BMC Microbiol. 2001;1:29. doi: 10.1186/1471-2180-1-29. Epub 2001 Nov 20.
The first two steps in the capping of cellular mRNAs are catalyzed by the enzymes RNA triphosphatase and RNA guanylyltransferase. Although structural and mechanistic differences between fungal and mammalian RNA triphosphatases recommend this enzyme as a potential antifungal target, it has not been determined if RNA triphosphatase is essential for the growth of fungal species that cause human disease.
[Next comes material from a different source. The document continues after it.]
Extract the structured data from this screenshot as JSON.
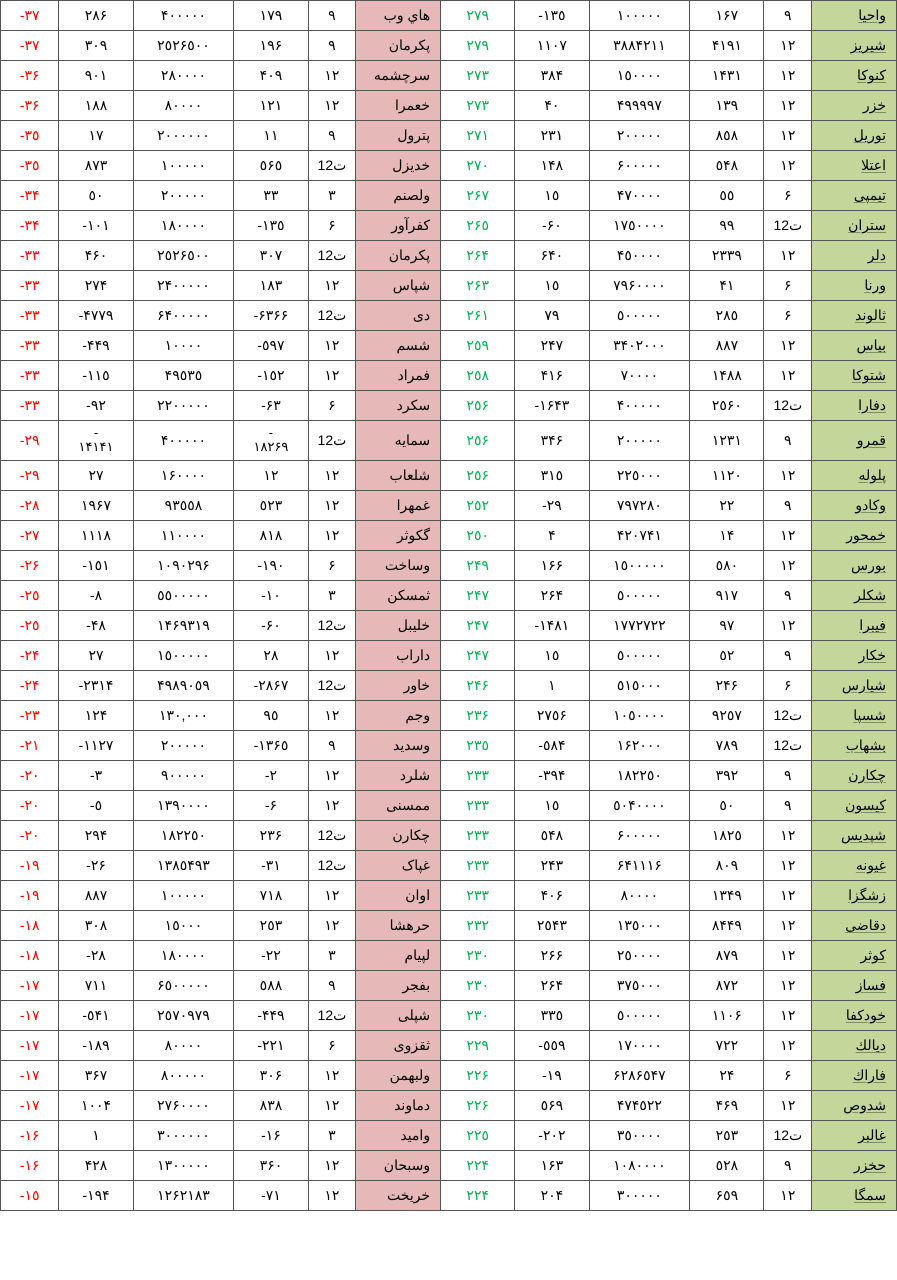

We show by classical genetic methods that the triphosphatase (Pct1) and guanylyltransferase (Pce1) components of the capping apparatus in the fission yeast Schizosaccharomyces pombe are essential for growth. We were unable to disrupt both alleles of the Candida albicans RNA triphosphatase gene CaCET1, implying that the RNA triphosphatase enzyme is also essential for growth of C. albicans, a human fungal pathogen.
Our results provide the first genetic evidence that cap synthesis is essential for growth of an organism other than Saccharomyces cerevisiae and they validate RNA triphosphatase as a target for antifungal drug discovery.
细胞信使核糖核酸(mRNA)加帽过程的前两步由RNA三磷酸酶和RNA鸟苷酸转移酶催化。尽管真菌和哺乳动物RNA三磷酸酶在结构和机制上存在差异,使得该酶成为潜在的抗真菌靶点,但尚未确定RNA三磷酸酶对于引起人类疾病的真菌物种的生长是否必不可少。
我们通过经典遗传学方法表明,裂殖酵母粟酒裂殖酵母中加帽装置的三磷酸酶(Pct1)和鸟苷酸转移酶(Pce1)成分对生长至关重要。我们无法破坏白色念珠菌RNA三磷酸酶基因CaCET1的两个等位基因,这意味着RNA三磷酸酶对人类真菌病原体白色念珠菌的生长也必不可少。
我们的结果提供了首个遗传学证据,表明帽合成对于酿酒酵母以外的生物体的生长至关重要,并且验证了RNA三磷酸酶作为抗真菌药物发现的靶点。